I wanted to feel it all. I wanted to feel it all at once. I would hold my head underwater to see how I fared. There would be no second-guessing. And if I couldn't bear the pain, I wouldn't sign anything. If only I could get grief to operate in this way.

*   *   *

We decided to let Paula and Erik take Jonathan overnight. If I could spend one night without him, then maybe I could survive two. And then, possibly, three. And then, perhaps our lifetimes. They were hesitant to take him, but that made me remember how much I trusted them. When they arrived in Dayton, Paula called and asked whether I wanted her to bring him back. She was willing to turn around and make the trip again to return him to me; she wasn't sure I could survive, either. But I wanted them to have him; I wanted his life to start.

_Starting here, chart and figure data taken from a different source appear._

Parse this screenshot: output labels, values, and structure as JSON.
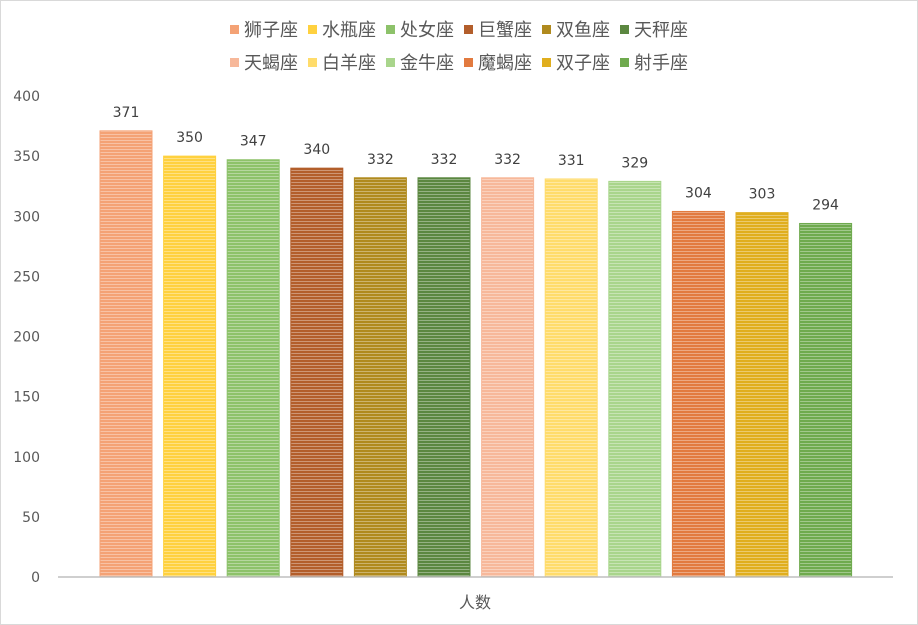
{
  "chart_data": {
    "type": "bar",
    "title": "",
    "xlabel": "",
    "ylabel": "",
    "categories": [
      "人数"
    ],
    "ylim": [
      0,
      400
    ],
    "yticks": [
      0,
      50,
      100,
      150,
      200,
      250,
      300,
      350,
      400
    ],
    "grid": false,
    "legend_position": "top",
    "series": [
      {
        "name": "狮子座",
        "values": [
          371
        ],
        "color": "#F4A275"
      },
      {
        "name": "水瓶座",
        "values": [
          350
        ],
        "color": "#FFD13F"
      },
      {
        "name": "处女座",
        "values": [
          347
        ],
        "color": "#8DC26A"
      },
      {
        "name": "巨蟹座",
        "values": [
          340
        ],
        "color": "#B35E2B"
      },
      {
        "name": "双鱼座",
        "values": [
          332
        ],
        "color": "#B08A1E"
      },
      {
        "name": "天秤座",
        "values": [
          332
        ],
        "color": "#5B8740"
      },
      {
        "name": "天蝎座",
        "values": [
          332
        ],
        "color": "#F7B89A"
      },
      {
        "name": "白羊座",
        "values": [
          331
        ],
        "color": "#FFDC6B"
      },
      {
        "name": "金牛座",
        "values": [
          329
        ],
        "color": "#A9D58C"
      },
      {
        "name": "魔蝎座",
        "values": [
          304
        ],
        "color": "#E27A3F"
      },
      {
        "name": "双子座",
        "values": [
          303
        ],
        "color": "#E0AE1E"
      },
      {
        "name": "射手座",
        "values": [
          294
        ],
        "color": "#6FAA4E"
      }
    ]
  }
}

I went into the world and looked for the place it had left off. I played darts in a bar. I tried to get better at balancing the tiny weight and casting it through the air. I tried to think about architecture, or milkshakes. The little things that comprise real happiness or the bigger things that make our individual lives seem small and light. I prayed for direction.

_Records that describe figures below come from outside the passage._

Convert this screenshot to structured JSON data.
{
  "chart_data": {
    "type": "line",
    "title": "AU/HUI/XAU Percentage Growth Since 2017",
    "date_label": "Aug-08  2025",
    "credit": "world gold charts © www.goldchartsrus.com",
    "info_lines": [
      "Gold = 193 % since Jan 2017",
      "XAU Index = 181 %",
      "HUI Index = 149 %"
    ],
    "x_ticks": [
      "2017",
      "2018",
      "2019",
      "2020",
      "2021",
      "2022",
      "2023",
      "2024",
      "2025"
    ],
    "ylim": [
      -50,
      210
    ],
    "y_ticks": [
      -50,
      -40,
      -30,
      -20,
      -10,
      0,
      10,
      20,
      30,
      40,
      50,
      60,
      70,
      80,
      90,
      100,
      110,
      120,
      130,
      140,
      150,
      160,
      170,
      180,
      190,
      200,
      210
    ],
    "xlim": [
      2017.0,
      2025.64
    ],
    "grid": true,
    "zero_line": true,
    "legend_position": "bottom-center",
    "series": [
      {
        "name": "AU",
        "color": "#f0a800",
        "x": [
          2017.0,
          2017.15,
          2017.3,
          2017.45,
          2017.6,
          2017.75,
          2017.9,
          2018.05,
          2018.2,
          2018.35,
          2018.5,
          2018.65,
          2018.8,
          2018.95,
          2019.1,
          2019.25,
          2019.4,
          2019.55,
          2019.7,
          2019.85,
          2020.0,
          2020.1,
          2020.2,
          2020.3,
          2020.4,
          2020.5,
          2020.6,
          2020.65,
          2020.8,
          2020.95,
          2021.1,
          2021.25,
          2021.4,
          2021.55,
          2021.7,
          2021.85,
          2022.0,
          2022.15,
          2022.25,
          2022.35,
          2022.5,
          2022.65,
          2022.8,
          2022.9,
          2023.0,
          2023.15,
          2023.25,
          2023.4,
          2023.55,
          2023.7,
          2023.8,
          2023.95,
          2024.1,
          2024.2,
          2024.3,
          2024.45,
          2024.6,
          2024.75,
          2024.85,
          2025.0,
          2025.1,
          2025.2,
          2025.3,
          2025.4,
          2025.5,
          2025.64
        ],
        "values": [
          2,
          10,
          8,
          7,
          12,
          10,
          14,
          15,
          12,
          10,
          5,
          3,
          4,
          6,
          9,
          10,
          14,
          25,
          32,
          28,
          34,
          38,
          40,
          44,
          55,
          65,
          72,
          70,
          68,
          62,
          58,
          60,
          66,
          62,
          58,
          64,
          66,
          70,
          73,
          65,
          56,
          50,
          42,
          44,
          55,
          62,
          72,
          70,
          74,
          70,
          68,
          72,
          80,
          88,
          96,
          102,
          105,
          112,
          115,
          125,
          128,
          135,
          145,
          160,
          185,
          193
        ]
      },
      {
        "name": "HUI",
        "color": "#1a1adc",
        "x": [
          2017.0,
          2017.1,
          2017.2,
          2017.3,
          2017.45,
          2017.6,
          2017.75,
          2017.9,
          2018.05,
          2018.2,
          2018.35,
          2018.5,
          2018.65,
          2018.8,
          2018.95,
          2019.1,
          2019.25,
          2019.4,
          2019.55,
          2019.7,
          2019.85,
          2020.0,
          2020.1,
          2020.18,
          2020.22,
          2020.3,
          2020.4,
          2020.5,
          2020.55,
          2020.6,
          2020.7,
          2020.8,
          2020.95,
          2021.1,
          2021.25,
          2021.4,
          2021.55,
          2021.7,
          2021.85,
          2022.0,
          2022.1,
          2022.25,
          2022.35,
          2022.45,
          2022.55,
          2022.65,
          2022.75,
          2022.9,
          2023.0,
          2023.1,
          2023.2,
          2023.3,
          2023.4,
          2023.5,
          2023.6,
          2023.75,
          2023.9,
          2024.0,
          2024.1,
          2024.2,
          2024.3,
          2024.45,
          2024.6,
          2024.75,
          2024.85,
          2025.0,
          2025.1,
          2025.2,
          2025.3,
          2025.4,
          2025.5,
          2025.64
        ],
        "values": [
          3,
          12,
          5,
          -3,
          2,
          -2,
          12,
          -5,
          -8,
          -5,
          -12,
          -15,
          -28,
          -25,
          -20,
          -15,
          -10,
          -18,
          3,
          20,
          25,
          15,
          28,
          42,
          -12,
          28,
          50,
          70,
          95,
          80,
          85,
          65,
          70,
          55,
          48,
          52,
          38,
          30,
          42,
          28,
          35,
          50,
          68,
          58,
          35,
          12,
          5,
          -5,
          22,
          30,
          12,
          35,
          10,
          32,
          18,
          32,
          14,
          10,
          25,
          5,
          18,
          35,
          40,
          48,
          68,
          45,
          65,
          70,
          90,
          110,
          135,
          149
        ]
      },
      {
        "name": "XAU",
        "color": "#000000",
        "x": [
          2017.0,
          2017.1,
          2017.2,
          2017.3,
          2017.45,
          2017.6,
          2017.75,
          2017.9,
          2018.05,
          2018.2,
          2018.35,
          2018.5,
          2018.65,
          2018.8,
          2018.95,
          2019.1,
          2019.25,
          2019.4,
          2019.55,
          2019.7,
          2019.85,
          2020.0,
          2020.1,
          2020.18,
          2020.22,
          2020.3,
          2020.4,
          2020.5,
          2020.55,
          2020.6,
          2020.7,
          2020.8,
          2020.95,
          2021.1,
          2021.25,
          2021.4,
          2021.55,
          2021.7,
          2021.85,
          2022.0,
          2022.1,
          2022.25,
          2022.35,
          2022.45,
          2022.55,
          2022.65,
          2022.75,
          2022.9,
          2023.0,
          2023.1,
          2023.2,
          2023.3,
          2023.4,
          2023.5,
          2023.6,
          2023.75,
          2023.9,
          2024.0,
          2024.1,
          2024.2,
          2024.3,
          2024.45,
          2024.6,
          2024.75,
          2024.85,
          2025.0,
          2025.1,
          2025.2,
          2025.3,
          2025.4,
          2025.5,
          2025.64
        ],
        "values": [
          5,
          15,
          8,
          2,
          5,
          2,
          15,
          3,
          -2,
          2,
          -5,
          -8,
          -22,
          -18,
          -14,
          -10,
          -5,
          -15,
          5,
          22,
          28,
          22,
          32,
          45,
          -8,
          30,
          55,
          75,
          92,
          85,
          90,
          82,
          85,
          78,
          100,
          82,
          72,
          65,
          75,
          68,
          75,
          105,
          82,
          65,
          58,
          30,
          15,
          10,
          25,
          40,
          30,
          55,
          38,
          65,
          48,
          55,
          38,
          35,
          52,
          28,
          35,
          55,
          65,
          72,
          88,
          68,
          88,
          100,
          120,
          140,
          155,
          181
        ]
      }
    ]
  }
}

I tried to bridge back to myself: I knew exactly what it was like to not have a son. But I couldn't make my son's absence at that moment touch his absence for the twenty-three years prior. I couldn't find that familiar old place, so very like this moment, when I didn't have a son, and I wasn't a mother. But then I felt a flush of excitement as I tried to own an amazing prospect, what must have appeared to be the case: I was just a twenty-three-year-old college student, without a care in the world.

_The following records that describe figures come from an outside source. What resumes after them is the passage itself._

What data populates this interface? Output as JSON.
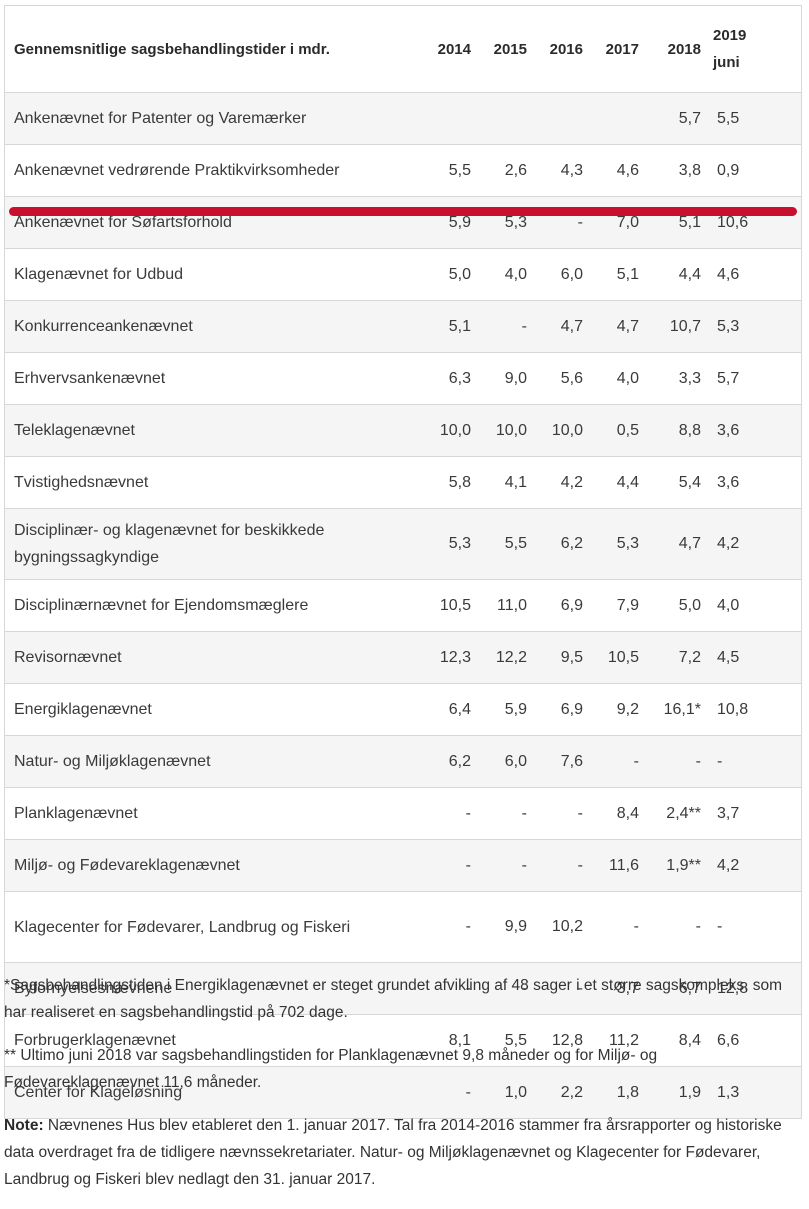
{
  "table": {
    "header": {
      "title": "Gennemsnitlige sagsbehandlingstider i mdr.",
      "years": [
        "2014",
        "2015",
        "2016",
        "2017",
        "2018"
      ],
      "last_year": "2019",
      "last_year_sub": "juni"
    },
    "rows": [
      {
        "name": "Ankenævnet for Patenter og Varemærker",
        "values": [
          "",
          "",
          "",
          "",
          "5,7",
          "5,5"
        ]
      },
      {
        "name": "Ankenævnet vedrørende Praktikvirksomheder",
        "values": [
          "5,5",
          "2,6",
          "4,3",
          "4,6",
          "3,8",
          "0,9"
        ]
      },
      {
        "name": "Ankenævnet for Søfartsforhold",
        "values": [
          "5,9",
          "5,3",
          "-",
          "7,0",
          "5,1",
          "10,6"
        ]
      },
      {
        "name": "Klagenævnet for Udbud",
        "values": [
          "5,0",
          "4,0",
          "6,0",
          "5,1",
          "4,4",
          "4,6"
        ]
      },
      {
        "name": "Konkurrenceankenævnet",
        "values": [
          "5,1",
          "-",
          "4,7",
          "4,7",
          "10,7",
          "5,3"
        ]
      },
      {
        "name": "Erhvervsankenævnet",
        "values": [
          "6,3",
          "9,0",
          "5,6",
          "4,0",
          "3,3",
          "5,7"
        ]
      },
      {
        "name": "Teleklagenævnet",
        "values": [
          "10,0",
          "10,0",
          "10,0",
          "0,5",
          "8,8",
          "3,6"
        ]
      },
      {
        "name": "Tvistighedsnævnet",
        "values": [
          "5,8",
          "4,1",
          "4,2",
          "4,4",
          "5,4",
          "3,6"
        ]
      },
      {
        "name": "Disciplinær- og klagenævnet for beskikkede bygningssagkyndige",
        "values": [
          "5,3",
          "5,5",
          "6,2",
          "5,3",
          "4,7",
          "4,2"
        ]
      },
      {
        "name": "Disciplinærnævnet for Ejendomsmæglere",
        "values": [
          "10,5",
          "11,0",
          "6,9",
          "7,9",
          "5,0",
          "4,0"
        ]
      },
      {
        "name": "Revisornævnet",
        "values": [
          "12,3",
          "12,2",
          "9,5",
          "10,5",
          "7,2",
          "4,5"
        ]
      },
      {
        "name": "Energiklagenævnet",
        "values": [
          "6,4",
          "5,9",
          "6,9",
          "9,2",
          "16,1*",
          "10,8"
        ]
      },
      {
        "name": "Natur- og Miljøklagenævnet",
        "values": [
          "6,2",
          "6,0",
          "7,6",
          "-",
          "-",
          "-"
        ]
      },
      {
        "name": "Planklagenævnet",
        "values": [
          "-",
          "-",
          "-",
          "8,4",
          "2,4**",
          "3,7"
        ]
      },
      {
        "name": "Miljø- og Fødevareklagenævnet",
        "values": [
          "-",
          "-",
          "-",
          "11,6",
          "1,9**",
          "4,2"
        ]
      },
      {
        "name": "Klagecenter for Fødevarer, Landbrug og Fiskeri",
        "values": [
          "-",
          "9,9",
          "10,2",
          "-",
          "-",
          "-"
        ]
      },
      {
        "name": "Byfornyelsesnævnene",
        "values": [
          "-",
          "-",
          "-",
          "3,7",
          "6,7",
          "12,8"
        ]
      },
      {
        "name": "Forbrugerklagenævnet",
        "values": [
          "8,1",
          "5,5",
          "12,8",
          "11,2",
          "8,4",
          "6,6"
        ]
      },
      {
        "name": "Center for Klageløsning",
        "values": [
          "-",
          "1,0",
          "2,2",
          "1,8",
          "1,9",
          "1,3"
        ]
      }
    ]
  },
  "notes": {
    "footnote_1": "*Sagsbehandlingstiden i Energiklagenævnet er steget grundet afvikling af 48 sager i et større sagskompleks, som har realiseret en sagsbehandlingstid på 702 dage.",
    "footnote_2": "** Ultimo juni 2018 var sagsbehandlingstiden for Planklagenævnet 9,8 måneder og for Miljø- og Fødevareklagenævnet 11,6 måneder.",
    "note_label": "Note:",
    "note_text": " Nævnenes Hus blev etableret den 1. januar 2017. Tal fra 2014-2016 stammer fra årsrapporter og historiske data overdraget fra de tidligere nævnssekretariater. Natur- og Miljøklagenævnet og Klagecenter for Fødevarer, Landbrug og Fiskeri blev nedlagt den 31. januar 2017."
  },
  "highlight": {
    "row": "Ankenævnet for Søfartsforhold",
    "color": "#c8102e"
  }
}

When I got home, I pumped breast milk to keep it flowing and put it in the refrigerator to feed him when he returned. We met in the park across the street from my apartment the next day. They handed him to me, along with his things, and my heart raced with fear and excitement. I don't remember that we said anything about the adoption, but maybe I mentioned the colostrum. Their daughter, Sarah, was angry and said Jonathan was
her
baby. My blood curdled; was I allowed to say that?

*   *   *

My son slept in bed with me because I hadn't prepared anything like a nursery, with a ducks-and-rattles border. I had met so many hopeful couples, I knew well what a “forever home” should look like and exactly how ill-equipped I was. I had no crib to lay him in, but as deeply as my body devoured rest, still I slept lightly enough to temper my pressure against him. My body lay in wait for the moment I was needed, my place on earth validated by seven pounds and a beating heart. He fell asleep again as he nursed, and I was the sea, incubating its salty life, regulating the temperature of the world around him as we shared the tiny pocket of air between us.

*   *   *

Early one afternoon, more than a week after his birth, I was sitting on my futon, searching my son's face and wondering what damage I was doing, dropping so many tears on his chest. There was a knock at the door and my mother came in as I'd never seen her, like a sudden summer storm, simultaneous lightning and thunder. She'd been talking to Jevn's mother, and their worry and speculation and fear had worked to unhinge her. The next step was clear to everyone, and that I wasn't taking it made her doubt all the details of the story she thought she knew. She began to question everything. She wanted to know whether Jevn was really the father. She'd heard about our fighting and wanted to know whether it was safe to leave Jonathan alone with me. She tested every possibility. Why would I turn against such a well-made plan—had I never intended to give up my son? When had the lies started? Did she know me at all? She stood stiffly before me, bracing herself, begging for reassurance that I was still the person she knew.